Education and Training For Better Job Performance
Education and Training addresses increasingly complex relationships among education, employment and training as well as the impact of such relationships on national plus worldwide labor markets. There is particular consideration to the young people, looking at how transition from school or college to employment is attained as well as how nature of partnerships among the worlds of work and education continues to emerge.
There is a transition from school/college to work and new initiatives in vocational education and training; education-business partnerships and collaboration; links between education and industry; the graduate labour market and work experience and placement; recruitment, induction and development of school graduates; e-learning in further and higher education.
Formal education is usually thought of as studies done in schools. The students vary from the very youngest through the college to those in the adult education. There is even informal education or the self-study, where the adults read books, listen to the tapes as well as learn via other media. Observing life itself is the kind of education.
The aim of classes or of the self-education is normally to attain knowledge about the facts, events, concepts, principles and such. In a few classes the student is needed to demonstrate memorization of facts as well as the link among concepts. In the other classes, they should apply the rules to resolve the difficulties. Testing concerns memorization as well as understanding, and possibly analytic plus problem resolving skills.
On the contrary, formal training is normally related with gaining knowledge. Training is also done in the trade schools, seminars, as well as business teaching classes. Learners of the training are normally adults, though there are a few classes to teach the young certain skills. Informal teaching is normally done through viewing, reading or listening to how-to material. At times that material is used as a direction, whereas the individual applies the skills learned. For instance, you might refer to how-to book while trying to fix the plumbing at your home.
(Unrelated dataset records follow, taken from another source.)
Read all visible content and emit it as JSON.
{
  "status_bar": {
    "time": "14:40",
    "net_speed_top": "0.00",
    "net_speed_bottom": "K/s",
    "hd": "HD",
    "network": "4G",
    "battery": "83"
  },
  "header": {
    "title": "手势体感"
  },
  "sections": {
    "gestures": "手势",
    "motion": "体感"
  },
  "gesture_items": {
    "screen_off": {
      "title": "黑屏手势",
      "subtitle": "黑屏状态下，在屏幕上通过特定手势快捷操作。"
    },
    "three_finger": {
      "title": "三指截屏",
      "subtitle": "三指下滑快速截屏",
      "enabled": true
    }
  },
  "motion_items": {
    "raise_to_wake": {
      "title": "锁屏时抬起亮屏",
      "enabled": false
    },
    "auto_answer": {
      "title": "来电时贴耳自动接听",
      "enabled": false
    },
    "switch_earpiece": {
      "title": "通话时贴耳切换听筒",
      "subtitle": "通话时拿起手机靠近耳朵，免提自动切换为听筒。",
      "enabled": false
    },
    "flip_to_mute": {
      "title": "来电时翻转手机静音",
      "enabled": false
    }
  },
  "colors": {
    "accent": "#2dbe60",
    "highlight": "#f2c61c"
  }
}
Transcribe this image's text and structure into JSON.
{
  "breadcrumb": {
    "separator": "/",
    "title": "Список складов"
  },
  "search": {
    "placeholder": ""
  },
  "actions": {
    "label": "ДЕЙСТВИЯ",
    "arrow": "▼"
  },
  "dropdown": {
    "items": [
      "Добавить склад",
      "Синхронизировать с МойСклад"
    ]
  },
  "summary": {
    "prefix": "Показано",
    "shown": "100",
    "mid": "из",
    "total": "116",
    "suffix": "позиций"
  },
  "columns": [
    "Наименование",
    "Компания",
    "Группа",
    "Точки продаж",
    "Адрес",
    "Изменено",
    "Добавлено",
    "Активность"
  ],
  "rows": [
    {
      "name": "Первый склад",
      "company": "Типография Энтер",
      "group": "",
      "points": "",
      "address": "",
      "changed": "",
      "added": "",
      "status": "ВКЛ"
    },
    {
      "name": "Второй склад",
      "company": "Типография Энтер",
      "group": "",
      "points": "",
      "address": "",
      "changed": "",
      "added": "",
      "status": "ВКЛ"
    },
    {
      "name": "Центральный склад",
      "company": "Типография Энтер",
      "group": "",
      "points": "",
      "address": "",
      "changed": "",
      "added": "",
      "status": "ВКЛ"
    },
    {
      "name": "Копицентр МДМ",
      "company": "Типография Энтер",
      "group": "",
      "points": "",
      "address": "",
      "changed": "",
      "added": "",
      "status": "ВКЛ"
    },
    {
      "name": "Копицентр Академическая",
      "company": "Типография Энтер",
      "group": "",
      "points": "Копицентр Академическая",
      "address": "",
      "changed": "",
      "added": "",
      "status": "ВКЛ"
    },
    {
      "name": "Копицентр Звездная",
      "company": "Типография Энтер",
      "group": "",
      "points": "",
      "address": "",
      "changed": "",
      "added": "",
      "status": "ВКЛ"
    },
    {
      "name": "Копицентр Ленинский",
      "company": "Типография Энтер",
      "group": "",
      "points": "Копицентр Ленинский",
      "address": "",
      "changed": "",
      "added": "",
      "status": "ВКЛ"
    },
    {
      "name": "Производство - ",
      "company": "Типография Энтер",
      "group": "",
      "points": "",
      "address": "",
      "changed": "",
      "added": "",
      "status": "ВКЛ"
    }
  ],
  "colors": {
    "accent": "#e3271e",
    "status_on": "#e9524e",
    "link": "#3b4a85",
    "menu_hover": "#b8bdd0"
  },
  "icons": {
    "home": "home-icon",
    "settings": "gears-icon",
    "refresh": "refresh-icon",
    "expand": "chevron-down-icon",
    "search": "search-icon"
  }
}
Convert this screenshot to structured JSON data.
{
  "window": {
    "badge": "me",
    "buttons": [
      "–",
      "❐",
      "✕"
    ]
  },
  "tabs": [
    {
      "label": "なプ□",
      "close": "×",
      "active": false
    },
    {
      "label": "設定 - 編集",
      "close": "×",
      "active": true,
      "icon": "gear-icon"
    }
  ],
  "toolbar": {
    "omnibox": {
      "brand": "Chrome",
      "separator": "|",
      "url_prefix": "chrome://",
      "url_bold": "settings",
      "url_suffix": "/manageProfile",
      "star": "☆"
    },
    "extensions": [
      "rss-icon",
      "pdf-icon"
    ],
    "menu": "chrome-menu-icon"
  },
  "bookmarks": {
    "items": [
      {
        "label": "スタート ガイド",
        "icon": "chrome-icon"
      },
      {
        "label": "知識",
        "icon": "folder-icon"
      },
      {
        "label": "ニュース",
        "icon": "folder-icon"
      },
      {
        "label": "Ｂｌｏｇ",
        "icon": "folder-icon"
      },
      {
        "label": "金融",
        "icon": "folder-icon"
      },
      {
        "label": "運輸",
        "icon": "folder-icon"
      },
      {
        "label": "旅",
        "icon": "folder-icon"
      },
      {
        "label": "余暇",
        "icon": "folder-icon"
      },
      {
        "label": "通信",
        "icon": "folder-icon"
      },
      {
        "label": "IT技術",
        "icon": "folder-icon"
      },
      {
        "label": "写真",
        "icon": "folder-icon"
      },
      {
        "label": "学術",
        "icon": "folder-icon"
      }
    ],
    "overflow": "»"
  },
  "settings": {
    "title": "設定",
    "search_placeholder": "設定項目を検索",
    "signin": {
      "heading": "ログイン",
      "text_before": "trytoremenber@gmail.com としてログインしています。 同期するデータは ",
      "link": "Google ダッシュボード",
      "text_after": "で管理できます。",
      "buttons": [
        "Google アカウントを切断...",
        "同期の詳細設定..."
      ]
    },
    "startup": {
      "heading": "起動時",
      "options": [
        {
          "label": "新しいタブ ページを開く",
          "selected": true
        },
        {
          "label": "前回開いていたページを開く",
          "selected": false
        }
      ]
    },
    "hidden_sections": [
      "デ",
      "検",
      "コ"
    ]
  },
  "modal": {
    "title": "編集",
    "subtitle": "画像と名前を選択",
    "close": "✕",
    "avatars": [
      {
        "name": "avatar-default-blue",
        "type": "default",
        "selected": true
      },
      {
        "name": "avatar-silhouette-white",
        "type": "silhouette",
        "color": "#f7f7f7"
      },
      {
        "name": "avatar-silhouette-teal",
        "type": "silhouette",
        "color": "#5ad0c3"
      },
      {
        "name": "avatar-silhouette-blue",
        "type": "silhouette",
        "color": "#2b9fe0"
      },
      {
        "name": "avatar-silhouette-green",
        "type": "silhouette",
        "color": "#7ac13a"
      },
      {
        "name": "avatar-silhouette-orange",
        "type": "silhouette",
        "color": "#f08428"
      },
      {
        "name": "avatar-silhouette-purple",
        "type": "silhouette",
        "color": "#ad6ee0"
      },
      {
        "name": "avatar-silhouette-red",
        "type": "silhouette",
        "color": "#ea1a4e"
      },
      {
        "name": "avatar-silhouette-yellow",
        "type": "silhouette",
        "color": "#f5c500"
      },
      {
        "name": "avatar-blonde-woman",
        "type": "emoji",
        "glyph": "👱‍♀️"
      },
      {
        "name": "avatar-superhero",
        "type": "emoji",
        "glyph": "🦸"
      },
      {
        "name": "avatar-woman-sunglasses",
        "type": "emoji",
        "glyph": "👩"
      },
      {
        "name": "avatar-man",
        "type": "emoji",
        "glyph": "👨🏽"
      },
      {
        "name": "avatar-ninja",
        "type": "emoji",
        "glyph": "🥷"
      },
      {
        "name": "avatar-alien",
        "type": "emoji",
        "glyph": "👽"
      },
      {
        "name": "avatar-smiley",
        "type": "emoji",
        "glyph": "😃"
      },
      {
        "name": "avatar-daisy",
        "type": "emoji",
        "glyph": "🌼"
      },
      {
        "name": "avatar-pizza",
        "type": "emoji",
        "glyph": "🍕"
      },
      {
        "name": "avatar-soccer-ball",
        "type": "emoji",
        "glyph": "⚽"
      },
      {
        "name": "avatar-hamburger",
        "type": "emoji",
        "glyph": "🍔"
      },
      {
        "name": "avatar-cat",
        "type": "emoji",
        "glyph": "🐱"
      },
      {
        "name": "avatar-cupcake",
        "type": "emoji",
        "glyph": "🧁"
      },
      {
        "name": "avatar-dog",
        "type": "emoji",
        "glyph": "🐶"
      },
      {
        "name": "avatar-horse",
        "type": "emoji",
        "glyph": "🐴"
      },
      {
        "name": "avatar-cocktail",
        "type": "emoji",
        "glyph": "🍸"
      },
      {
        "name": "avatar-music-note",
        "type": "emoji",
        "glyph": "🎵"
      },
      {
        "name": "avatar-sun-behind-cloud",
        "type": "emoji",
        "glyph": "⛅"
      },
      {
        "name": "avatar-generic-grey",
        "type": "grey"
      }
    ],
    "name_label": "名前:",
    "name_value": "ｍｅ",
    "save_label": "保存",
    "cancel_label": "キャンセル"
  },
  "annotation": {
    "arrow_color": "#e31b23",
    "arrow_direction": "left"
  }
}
Verification of the skills is best attained by doing something in real world. Tests might be given in the trade schools to verify for knowledge, as opposed to the skill. Often in business training sessions as well as in the seminars, there is no monitoring that learner had attained desired skills.
Education concerns remembering facts and understanding concepts. It is normally taught in the school, although self-study is feasible. Training concerns attaining skills and taught either in the trade schools or the business training sessions.
A trade school usually teaches specific skills that can be directly applied. For example, a person may want to become an electrician, an account or a medical aid by taking courses in a trade school. Often trade schools will help you get a job after about 2 years of courses. In college, you learn more theory in your chosen field. You can get an associate degree in two years or a bachelor degree in four years. You usually have to take a number of required courses to complete the degree. Then you are on your own for getting a job. But the jobs are higher paying and have greater prestige than jobs obtained from a trade school. It is the comparison of being an electrician and being an electrical engineer. It all depends on what you like to do and your skill level.